Permaneced en pie. Es decir, sed hombres y mujeres capaces de vivir el hoy de nuestra historia con la fe de María, único punto de luz en la oscuridad que embarga al mundo. El día se hace oscuro, la oscuridad se hace cada vez más intensa, sólo queda Ella para custodiar la fe en la tierra. El viento del Gólgota apagó todas las lámparas, pero su lámpara dejó encendida. Sólo la suya. Durante todo el tiempo que dura hoy, María permanece, pues, como el único punto de luz en el que se concentran los fuegos del pasado y las llamaradas del futuro. Ese día Ella vaga por las calles de la tierra, con la lámpara en sus manos. Cuando la levantas, trae recuerdos de santidad de las brumas del tiempo, Cuando la elevas, anticipa las eternas reverberaciones de las transfiguraciones de los nuevos cielos y la nueva tierra.
Hoy y aquí se encuentra el camino que hemos de recorrer. Mientras caminamos, manteniendo viva la memoria del pasado y agudizando la mirada hacia el mundo nuevo que avanza en el horizonte sin límites, nos equipamos con un sólido «equipo espiritual»: el entusiasmo de la esperanza.

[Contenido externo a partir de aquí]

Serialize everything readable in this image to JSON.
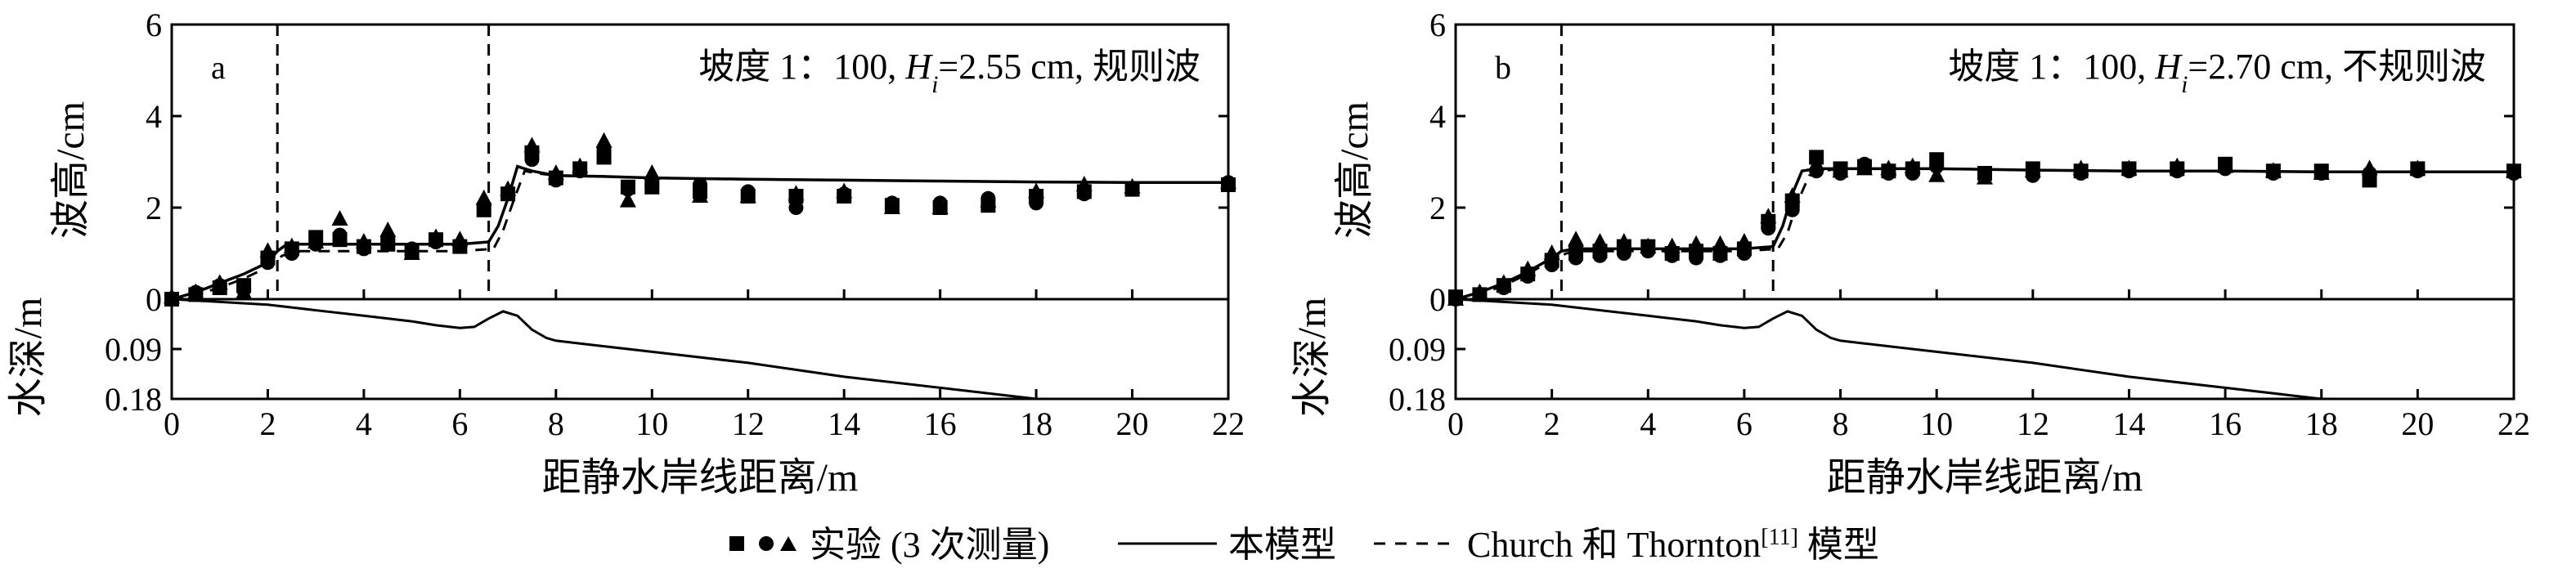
{
  "chart_data": [
    {
      "type": "scatter",
      "panel_letter": "a",
      "annotation": {
        "prefix": "坡度 1：100, ",
        "var": "H",
        "sub": "i",
        "suffix": "=2.55 cm, 规则波"
      },
      "upper": {
        "ylabel": "波高/cm",
        "ylim": [
          0,
          6
        ],
        "yticks": [
          "0",
          "2",
          "4",
          "6"
        ],
        "series": [
          {
            "name": "实验 (3 次测量)",
            "marker": "square",
            "x": [
              0,
              0.5,
              1,
              1.5,
              2,
              2.5,
              3,
              3.5,
              4,
              4.5,
              5,
              5.5,
              6,
              6.5,
              7,
              7.5,
              8,
              8.5,
              9,
              9.5,
              10,
              11,
              12,
              13,
              14,
              15,
              16,
              17,
              18,
              19,
              20,
              22
            ],
            "y": [
              0,
              0.1,
              0.25,
              0.3,
              0.9,
              1.1,
              1.35,
              1.3,
              1.15,
              1.2,
              1.05,
              1.3,
              1.15,
              1.95,
              2.3,
              3.2,
              2.65,
              2.85,
              3.1,
              2.45,
              2.45,
              2.35,
              2.25,
              2.25,
              2.25,
              2.05,
              2.0,
              2.05,
              2.25,
              2.35,
              2.4,
              2.5
            ]
          },
          {
            "name": "",
            "marker": "circle",
            "x": [
              0,
              0.5,
              1,
              1.5,
              2,
              2.5,
              3,
              3.5,
              4,
              4.5,
              5,
              5.5,
              6,
              6.5,
              7,
              7.5,
              8,
              8.5,
              9,
              9.5,
              10,
              11,
              12,
              13,
              14,
              15,
              16,
              17,
              18,
              19,
              20,
              22
            ],
            "y": [
              0,
              0.15,
              0.3,
              0.2,
              0.8,
              1.0,
              1.2,
              1.4,
              1.1,
              1.3,
              1.1,
              1.25,
              1.15,
              2.05,
              2.3,
              3.05,
              2.6,
              2.8,
              3.3,
              2.4,
              2.5,
              2.5,
              2.35,
              2.0,
              2.3,
              2.1,
              2.1,
              2.2,
              2.1,
              2.3,
              2.4,
              2.55
            ]
          },
          {
            "name": "",
            "marker": "triangle",
            "x": [
              0,
              0.5,
              1,
              1.5,
              2,
              2.5,
              3,
              3.5,
              4,
              4.5,
              5,
              5.5,
              6,
              6.5,
              7,
              7.5,
              8,
              8.5,
              9,
              9.5,
              10,
              11,
              12,
              13,
              14,
              15,
              16,
              17,
              18,
              19,
              20,
              22
            ],
            "y": [
              0.05,
              0.15,
              0.35,
              0.15,
              1.05,
              1.15,
              1.25,
              1.75,
              1.25,
              1.5,
              1.0,
              1.35,
              1.3,
              2.2,
              2.4,
              3.35,
              2.75,
              2.9,
              3.45,
              2.15,
              2.75,
              2.25,
              2.25,
              2.3,
              2.35,
              2.0,
              2.0,
              2.15,
              2.35,
              2.5,
              2.45,
              2.55
            ]
          }
        ],
        "model_line": {
          "name": "本模型",
          "x": [
            0,
            0.5,
            1,
            1.5,
            2,
            2.2,
            2.4,
            3,
            4,
            5,
            6,
            6.6,
            6.8,
            7,
            7.2,
            7.5,
            8,
            9,
            10,
            12,
            14,
            16,
            18,
            20,
            22
          ],
          "y": [
            0,
            0.15,
            0.35,
            0.55,
            0.8,
            1.05,
            1.2,
            1.2,
            1.2,
            1.2,
            1.2,
            1.25,
            1.6,
            2.2,
            2.9,
            2.8,
            2.7,
            2.68,
            2.65,
            2.62,
            2.6,
            2.58,
            2.56,
            2.55,
            2.55
          ]
        },
        "church_line": {
          "name": "Church 和 Thornton[11] 模型",
          "x": [
            0,
            0.5,
            1,
            1.5,
            2,
            2.3,
            2.6,
            3,
            4,
            5,
            6,
            6.7,
            6.9,
            7.1,
            7.35,
            7.6,
            8,
            9,
            10,
            12,
            14,
            16,
            18,
            20,
            22
          ],
          "y": [
            0,
            0.1,
            0.25,
            0.45,
            0.7,
            0.95,
            1.05,
            1.05,
            1.05,
            1.05,
            1.05,
            1.1,
            1.5,
            2.1,
            2.8,
            2.75,
            2.7,
            2.68,
            2.65,
            2.62,
            2.6,
            2.58,
            2.56,
            2.55,
            2.55
          ]
        },
        "vlines": [
          2.2,
          6.6
        ]
      },
      "lower": {
        "ylabel": "水深/m",
        "ylim": [
          0,
          0.18
        ],
        "yticks": [
          "0",
          "0.09",
          "0.18"
        ],
        "bed": {
          "x": [
            0,
            2,
            4,
            5,
            5.5,
            6,
            6.3,
            6.6,
            6.9,
            7.2,
            7.5,
            7.8,
            8,
            8.5,
            9,
            10,
            12,
            14,
            16,
            18
          ],
          "y": [
            0,
            0.01,
            0.03,
            0.04,
            0.047,
            0.052,
            0.05,
            0.035,
            0.022,
            0.03,
            0.055,
            0.07,
            0.075,
            0.08,
            0.085,
            0.095,
            0.115,
            0.14,
            0.16,
            0.18
          ]
        }
      },
      "xlabel": "距静水岸线距离/m",
      "xlim": [
        0,
        22
      ],
      "xticks": [
        "0",
        "2",
        "4",
        "6",
        "8",
        "10",
        "12",
        "14",
        "16",
        "18",
        "20",
        "22"
      ]
    },
    {
      "type": "scatter",
      "panel_letter": "b",
      "annotation": {
        "prefix": "坡度 1：100, ",
        "var": "H",
        "sub": "i",
        "suffix": "=2.70 cm, 不规则波"
      },
      "upper": {
        "ylabel": "波高/cm",
        "ylim": [
          0,
          6
        ],
        "yticks": [
          "0",
          "2",
          "4",
          "6"
        ],
        "series": [
          {
            "name": "实验 (3 次测量)",
            "marker": "square",
            "x": [
              0,
              0.5,
              1,
              1.5,
              2,
              2.5,
              3,
              3.5,
              4,
              4.5,
              5,
              5.5,
              6,
              6.5,
              7,
              7.5,
              8,
              8.5,
              9,
              9.5,
              10,
              11,
              12,
              13,
              14,
              15,
              16,
              17,
              18,
              19,
              20,
              22
            ],
            "y": [
              0.05,
              0.1,
              0.3,
              0.55,
              0.85,
              1.0,
              1.05,
              1.15,
              1.15,
              1.0,
              1.05,
              1.0,
              1.1,
              1.7,
              2.15,
              3.1,
              2.85,
              2.9,
              2.8,
              2.85,
              3.05,
              2.75,
              2.85,
              2.8,
              2.85,
              2.85,
              2.95,
              2.8,
              2.8,
              2.6,
              2.85,
              2.8
            ]
          },
          {
            "name": "",
            "marker": "circle",
            "x": [
              0,
              0.5,
              1,
              1.5,
              2,
              2.5,
              3,
              3.5,
              4,
              4.5,
              5,
              5.5,
              6,
              6.5,
              7,
              7.5,
              8,
              8.5,
              9,
              9.5,
              10,
              11,
              12,
              13,
              14,
              15,
              16,
              17,
              18,
              19,
              20,
              22
            ],
            "y": [
              0,
              0.1,
              0.25,
              0.5,
              0.75,
              0.9,
              0.95,
              1.0,
              1.05,
              0.95,
              0.9,
              0.95,
              1.0,
              1.55,
              1.95,
              2.8,
              2.75,
              2.95,
              2.75,
              2.75,
              2.9,
              2.75,
              2.7,
              2.75,
              2.8,
              2.8,
              2.85,
              2.75,
              2.75,
              2.75,
              2.8,
              2.75
            ]
          },
          {
            "name": "",
            "marker": "triangle",
            "x": [
              0,
              0.5,
              1,
              1.5,
              2,
              2.5,
              3,
              3.5,
              4,
              4.5,
              5,
              5.5,
              6,
              6.5,
              7,
              7.5,
              8,
              8.5,
              9,
              9.5,
              10,
              11,
              12,
              13,
              14,
              15,
              16,
              17,
              18,
              19,
              20,
              22
            ],
            "y": [
              0,
              0.15,
              0.35,
              0.65,
              1.0,
              1.3,
              1.25,
              1.25,
              1.15,
              1.15,
              1.2,
              1.2,
              1.25,
              1.8,
              2.25,
              2.95,
              2.8,
              2.85,
              2.85,
              2.9,
              2.7,
              2.65,
              2.8,
              2.85,
              2.85,
              2.9,
              2.9,
              2.8,
              2.75,
              2.85,
              2.85,
              2.8
            ]
          }
        ],
        "model_line": {
          "name": "本模型",
          "x": [
            0,
            0.5,
            1,
            1.5,
            2,
            2.2,
            2.5,
            3,
            4,
            5,
            6,
            6.6,
            6.8,
            7,
            7.2,
            7.5,
            8,
            9,
            10,
            12,
            14,
            16,
            18,
            20,
            22
          ],
          "y": [
            0,
            0.15,
            0.35,
            0.6,
            0.9,
            1.05,
            1.1,
            1.1,
            1.1,
            1.1,
            1.1,
            1.15,
            1.6,
            2.3,
            2.8,
            2.85,
            2.85,
            2.85,
            2.85,
            2.82,
            2.8,
            2.8,
            2.78,
            2.78,
            2.78
          ]
        },
        "church_line": {
          "name": "Church 和 Thornton[11] 模型",
          "x": [
            0,
            0.5,
            1,
            1.5,
            2,
            2.3,
            2.6,
            3,
            4,
            5,
            6,
            6.7,
            6.9,
            7.1,
            7.35,
            7.6,
            8,
            9,
            10,
            12,
            14,
            16,
            18,
            20,
            22
          ],
          "y": [
            0,
            0.1,
            0.3,
            0.55,
            0.85,
            1.0,
            1.05,
            1.05,
            1.05,
            1.05,
            1.05,
            1.1,
            1.45,
            2.1,
            2.7,
            2.8,
            2.85,
            2.85,
            2.85,
            2.82,
            2.8,
            2.8,
            2.78,
            2.78,
            2.78
          ]
        },
        "vlines": [
          2.2,
          6.6
        ]
      },
      "lower": {
        "ylabel": "水深/m",
        "ylim": [
          0,
          0.18
        ],
        "yticks": [
          "0",
          "0.09",
          "0.18"
        ],
        "bed": {
          "x": [
            0,
            2,
            4,
            5,
            5.5,
            6,
            6.3,
            6.6,
            6.9,
            7.2,
            7.5,
            7.8,
            8,
            8.5,
            9,
            10,
            12,
            14,
            16,
            18
          ],
          "y": [
            0,
            0.01,
            0.03,
            0.04,
            0.047,
            0.052,
            0.05,
            0.035,
            0.022,
            0.03,
            0.055,
            0.07,
            0.075,
            0.08,
            0.085,
            0.095,
            0.115,
            0.14,
            0.16,
            0.18
          ]
        }
      },
      "xlabel": "距静水岸线距离/m",
      "xlim": [
        0,
        22
      ],
      "xticks": [
        "0",
        "2",
        "4",
        "6",
        "8",
        "10",
        "12",
        "14",
        "16",
        "18",
        "20",
        "22"
      ]
    }
  ],
  "legend": {
    "experiment_label": "实验 (3 次测量)",
    "model_label": "本模型",
    "church_prefix": "Church 和 Thornton",
    "church_ref": "[11]",
    "church_suffix": " 模型"
  }
}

El mundo puede tolerar que un cristiano entre en reserva en materia de santidad y acepta verlo descubierto del lado de la debilidad y fragilidad. Pero el mundo, en cambio, sigue admirando el testimonio y reclamando testigos, hombres y mujeres que lleguen al final de la línea en las virtudes de las bienaventuranzas. El mundo desea que el heraldo de Buenas Noticias y del Año de Gracia no pierda el fuego que contagia. El mundo no entiende el colapso del ardor en alguien que afirma haber visto al Maestro y comido con Él.
Cuando pienso en el entusiasmo de la esperanza, mi imaginación corre hacia la zarza ardiente que crepitaba entre las viñas sin consumirse jamás. Fue en esa zarza ardiente donde Moisés experimentó a Dios. Fue en esa zarza ardiente donde el mundo, aún hoy, experimenta el preludio de toda auténtica teofanía. Esa zarza ardiente son las bienaventuranzas.